Usciti dalla guerra, guardarono alla grande lezione del classicismo quattro-cinquecentesco italiano per ispirarsi a un ordine e a una compostezza formali che forse appagavano il diffuso bisogno di ricomporre i tanti pezzi del loro mondo imploso.

Ritratti, nature morte e paesaggi furono i soggetti prescelti, ampiamente documentati dalle tele esposte nelle mostre, entrambe corredate da cataloghi ricchi di ottimi contributi e affini nell’allestimento che invita alla concentrazione, con il giusto risalto dato a ciascuna delle opere, raggruppate in diversi percorsi a tema lungo nere pareti, dove la luce cade su colori e manufatti sprigionando continue suggestioni. 

A Genova si guarda agli Anni Venti come “età dell’incertezza” in una società colpita dalla guerra (Anselmo Bucci, Millenovecentodiciotto; G.Battista Costanti, Ritorno alla vita; I reduci di Lorenzo Viani e di  Ardengo Soffici), ferita dai lutti (Carlo Potente, La cena dei rimasti; Galileo Chini, Le vedove; Ettore Beraldini, La canzone del Piave), sollecitata da nuovi bisogni e inquieta nelle scelte (Sesto Canegallo, La folla; Sexto Canevallo, Ritratti Bizzarri); e in una vita fatta di stenti, in campagne o interni abitati da donne sole o “in attesa” (Felice Casorati, Ragazza con scodella; Pompeo Borra, Le amiche; Cagnaccio di San Pietro, La sera/Il rosario) e in città illuminate ma prive di accoglienza (Leonardo Dudreville, Un caduto; Aroldo Bonzagni, Rifiuti della società).   

Interni opulenti di case borghesi e persino luoghi di spettacolo come il circo o il varietà tradiscono sentimenti d’inquietudine, turbamento, ambiguità, presenti nelle opere raccolte sotto il titolo “Irrazionalità” (Alberto Martini, Modelli e fantasmi nel mio studio), “Alienazione” (Gian Emilio Vedova, Maschere) e “Identità” (Ram, Grande nudo giovanile; Filippo De Pisis, Ritratti a matita di ragazzi; Ferruccio Ferrazzi, Bambola nella vetrina).

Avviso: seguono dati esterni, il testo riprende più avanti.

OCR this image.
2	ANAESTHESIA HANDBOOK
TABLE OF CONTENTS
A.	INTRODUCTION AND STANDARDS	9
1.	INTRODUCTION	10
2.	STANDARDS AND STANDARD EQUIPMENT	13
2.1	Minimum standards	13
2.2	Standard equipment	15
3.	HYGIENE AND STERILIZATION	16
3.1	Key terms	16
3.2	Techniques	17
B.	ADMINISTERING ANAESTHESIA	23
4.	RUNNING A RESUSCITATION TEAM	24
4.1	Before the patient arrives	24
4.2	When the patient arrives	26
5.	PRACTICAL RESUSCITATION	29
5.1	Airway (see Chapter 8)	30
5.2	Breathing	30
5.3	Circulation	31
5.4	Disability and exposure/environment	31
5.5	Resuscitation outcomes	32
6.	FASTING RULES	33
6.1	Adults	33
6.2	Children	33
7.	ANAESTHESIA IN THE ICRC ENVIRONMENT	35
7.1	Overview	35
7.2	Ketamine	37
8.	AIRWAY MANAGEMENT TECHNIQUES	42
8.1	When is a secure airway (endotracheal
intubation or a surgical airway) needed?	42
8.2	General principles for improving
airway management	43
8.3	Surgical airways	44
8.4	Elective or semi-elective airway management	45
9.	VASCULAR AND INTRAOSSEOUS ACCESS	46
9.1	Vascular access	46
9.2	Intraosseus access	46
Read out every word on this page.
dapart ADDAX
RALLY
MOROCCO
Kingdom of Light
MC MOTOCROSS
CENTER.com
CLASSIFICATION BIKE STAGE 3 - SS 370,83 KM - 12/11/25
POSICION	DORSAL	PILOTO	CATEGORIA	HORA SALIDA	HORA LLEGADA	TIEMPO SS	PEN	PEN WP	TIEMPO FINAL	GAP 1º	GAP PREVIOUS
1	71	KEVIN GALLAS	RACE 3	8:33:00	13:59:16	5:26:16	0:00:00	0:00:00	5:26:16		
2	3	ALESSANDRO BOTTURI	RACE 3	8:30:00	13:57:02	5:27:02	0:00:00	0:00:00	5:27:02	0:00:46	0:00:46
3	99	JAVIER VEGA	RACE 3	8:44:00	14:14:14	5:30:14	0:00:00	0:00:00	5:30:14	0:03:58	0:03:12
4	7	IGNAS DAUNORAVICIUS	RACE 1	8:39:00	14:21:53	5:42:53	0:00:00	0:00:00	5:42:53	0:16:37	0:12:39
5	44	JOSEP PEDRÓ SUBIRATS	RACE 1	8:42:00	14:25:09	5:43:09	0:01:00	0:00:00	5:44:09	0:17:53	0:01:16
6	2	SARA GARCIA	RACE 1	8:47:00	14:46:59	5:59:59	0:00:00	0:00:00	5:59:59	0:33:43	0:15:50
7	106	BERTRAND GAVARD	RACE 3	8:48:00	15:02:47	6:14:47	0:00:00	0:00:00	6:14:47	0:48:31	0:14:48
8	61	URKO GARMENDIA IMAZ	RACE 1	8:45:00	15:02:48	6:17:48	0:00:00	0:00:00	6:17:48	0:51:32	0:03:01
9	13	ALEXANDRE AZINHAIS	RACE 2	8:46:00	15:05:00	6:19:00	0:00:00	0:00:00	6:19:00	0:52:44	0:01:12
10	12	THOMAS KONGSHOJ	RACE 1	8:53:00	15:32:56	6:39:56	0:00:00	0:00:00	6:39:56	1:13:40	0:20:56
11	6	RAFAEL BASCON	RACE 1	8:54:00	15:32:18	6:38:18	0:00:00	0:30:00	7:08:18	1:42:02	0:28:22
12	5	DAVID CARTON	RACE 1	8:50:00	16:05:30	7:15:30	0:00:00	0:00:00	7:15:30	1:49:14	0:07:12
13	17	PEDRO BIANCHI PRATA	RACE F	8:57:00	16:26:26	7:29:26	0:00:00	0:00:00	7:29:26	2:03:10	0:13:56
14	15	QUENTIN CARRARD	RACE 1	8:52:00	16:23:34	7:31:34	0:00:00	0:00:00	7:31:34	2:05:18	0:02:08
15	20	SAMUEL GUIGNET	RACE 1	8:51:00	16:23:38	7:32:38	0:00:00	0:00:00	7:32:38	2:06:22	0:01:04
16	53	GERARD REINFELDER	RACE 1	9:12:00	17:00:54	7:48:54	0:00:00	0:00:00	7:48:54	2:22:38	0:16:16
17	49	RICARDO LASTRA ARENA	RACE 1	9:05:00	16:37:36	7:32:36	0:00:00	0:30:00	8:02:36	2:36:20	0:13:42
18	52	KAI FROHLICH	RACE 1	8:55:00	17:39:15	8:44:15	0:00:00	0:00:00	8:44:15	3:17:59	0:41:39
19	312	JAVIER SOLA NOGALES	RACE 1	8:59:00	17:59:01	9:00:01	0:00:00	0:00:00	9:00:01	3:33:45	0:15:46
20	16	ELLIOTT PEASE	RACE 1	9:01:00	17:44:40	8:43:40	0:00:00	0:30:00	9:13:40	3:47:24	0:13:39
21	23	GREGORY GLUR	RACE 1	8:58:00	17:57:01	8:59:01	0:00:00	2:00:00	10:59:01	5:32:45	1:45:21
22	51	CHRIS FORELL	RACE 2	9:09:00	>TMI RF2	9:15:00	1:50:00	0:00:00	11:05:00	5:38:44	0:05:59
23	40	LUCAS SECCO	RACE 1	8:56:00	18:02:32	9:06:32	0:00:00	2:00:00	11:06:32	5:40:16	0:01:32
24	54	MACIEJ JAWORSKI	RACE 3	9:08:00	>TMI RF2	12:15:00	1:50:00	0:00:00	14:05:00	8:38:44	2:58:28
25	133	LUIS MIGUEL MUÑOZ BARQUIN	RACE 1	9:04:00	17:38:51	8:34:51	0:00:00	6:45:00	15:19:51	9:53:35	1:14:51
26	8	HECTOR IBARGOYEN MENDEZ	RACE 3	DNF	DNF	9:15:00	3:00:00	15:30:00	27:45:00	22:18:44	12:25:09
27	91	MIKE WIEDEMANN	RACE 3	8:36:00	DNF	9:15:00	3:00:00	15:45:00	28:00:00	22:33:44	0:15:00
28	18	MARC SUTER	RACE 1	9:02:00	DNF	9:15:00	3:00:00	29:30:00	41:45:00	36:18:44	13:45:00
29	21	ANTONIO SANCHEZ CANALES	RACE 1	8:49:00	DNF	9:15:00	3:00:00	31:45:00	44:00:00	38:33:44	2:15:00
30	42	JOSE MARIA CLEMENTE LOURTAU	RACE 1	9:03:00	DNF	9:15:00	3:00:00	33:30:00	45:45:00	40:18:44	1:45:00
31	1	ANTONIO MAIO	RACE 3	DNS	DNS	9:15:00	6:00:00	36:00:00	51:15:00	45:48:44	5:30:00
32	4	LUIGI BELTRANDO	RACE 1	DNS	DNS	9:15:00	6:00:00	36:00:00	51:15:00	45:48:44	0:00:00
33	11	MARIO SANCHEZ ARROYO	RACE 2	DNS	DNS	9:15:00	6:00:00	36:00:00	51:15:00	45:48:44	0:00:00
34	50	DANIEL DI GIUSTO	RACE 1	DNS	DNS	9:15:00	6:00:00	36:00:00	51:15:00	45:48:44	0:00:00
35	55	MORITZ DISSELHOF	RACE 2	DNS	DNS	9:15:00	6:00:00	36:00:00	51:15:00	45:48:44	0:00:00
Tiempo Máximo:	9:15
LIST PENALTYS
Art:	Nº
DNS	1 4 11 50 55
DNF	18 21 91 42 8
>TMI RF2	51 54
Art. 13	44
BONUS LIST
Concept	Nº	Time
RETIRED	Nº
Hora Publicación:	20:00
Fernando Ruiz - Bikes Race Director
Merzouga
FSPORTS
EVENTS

Si attraversa un universo di storie, nella lunga serie di opere esposte; a partire dall’ estatica atmosfera della stupefacente In tramdi Virgilio Guidi, dove l’incredibile luce sospesa, che irrompe nel mezzo, evidenzia linee di cose e viaggiatori in una fissità incantata: perfetta a rappresentare la grande suggestione del “realismo magico”.

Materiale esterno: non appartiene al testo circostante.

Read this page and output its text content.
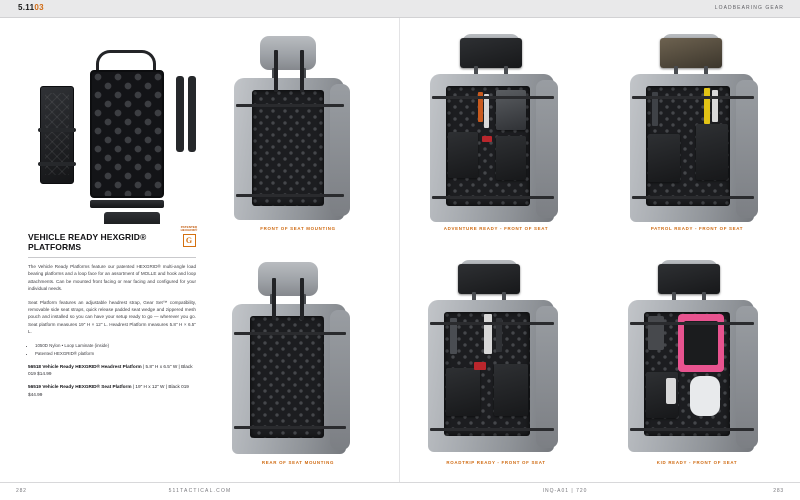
5.1103	LOADBEARING GEAR
VEHICLE READY HEXGRID® PLATFORMS

The Vehicle Ready Platforms feature our patented HEXGRID® multi-angle load bearing platforms and a loop face for an assortment of MOLLE and hook and loop attachments. Can be mounted front facing or rear facing and configured for your individual needs.

Seat Platform features an adjustable headrest strap, Gear Set™ compatibility, removable side seat straps, quick release padded seat wedge and zippered mesh pouch and installed so you can have your setup ready to go — wherever you go. Seat platform measures 19" H × 12" L. Headrest Platform measures 5.8" H × 6.5" L.

• 1050D Nylon • Loop Laminate (inside)
• Patented HEXGRID® platform
56518 Vehicle Ready HEXGRID® Headrest Platform | 5.8" H x 6.5" W | Black 019 $14.99
56519 Vehicle Ready HEXGRID® Seat Platform | 19" H x 12" W | Black 019 $44.99
PATENTED HEXGRID®
G
FRONT OF SEAT MOUNTING	ADVENTURE READY - FRONT OF SEAT	PATROL READY - FRONT OF SEAT
REAR OF SEAT MOUNTING	ROADTRIP READY - FRONT OF SEAT	KID READY - FRONT OF SEAT
282	511TACTICAL.COM	INQ-A01 | 720	283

Antonio Donghi, tra i principali esponenti di questa importante componente del Novecento, è presente nella serie dei Ritratti che aprono la rassegna genovese – tutti interessanti, dedicati a familiari o ad amici del mondo dell’arte, della critica, della musica - con un quadro in cui egli ritrae l’amico poeta Lauro de Bosis, curatissimo ed elegante in smoking scuro, lo sguardo fermo e serio davanti a sé. Intellettuale di agiata e colta famiglia italo-americana, funzionario di organismi internazionali e insegnante negli Stati Uniti, pagò il suo antifascismo radicale ma velleitario cadendo in volo al largo della costa toscana, dopo avere sorvolato Roma inondandola di manifesti inneggianti alla caduta del fascismo, invocando all’aiuto del re e del papa: un modello di eroe tardoromantico fuori tempo, in una stagione che inneggiava all’eroismo epico di matrice romana e a ben altri ardimenti.  Nella stessa sezione troneggiano in elegante conversazione I tre chirurghi, tela di Umberto Oppi, artista originale che dal 1922 fu tra i fondatori del Novecento insieme a Bucci, Dudreville, Funi, Malerba, Marussig, Sironi. Dopo una giovinezza vissuta avventurosamente a Vienna, in Germania, a Parigi, combattente ferito sul Pasubio e in un secondo tempo fatto prigioniero a Caporetto, rientrò da Mathausen a Vicenza - dov’era cresciuto – per trasferirsi a Milano nel ’21, facendo parte degli artisti del Gruppo del Novecento fondato da Margherita Sarfatti (anche se il suo primo sostenitore era stato il critico Ugo Ojetti ).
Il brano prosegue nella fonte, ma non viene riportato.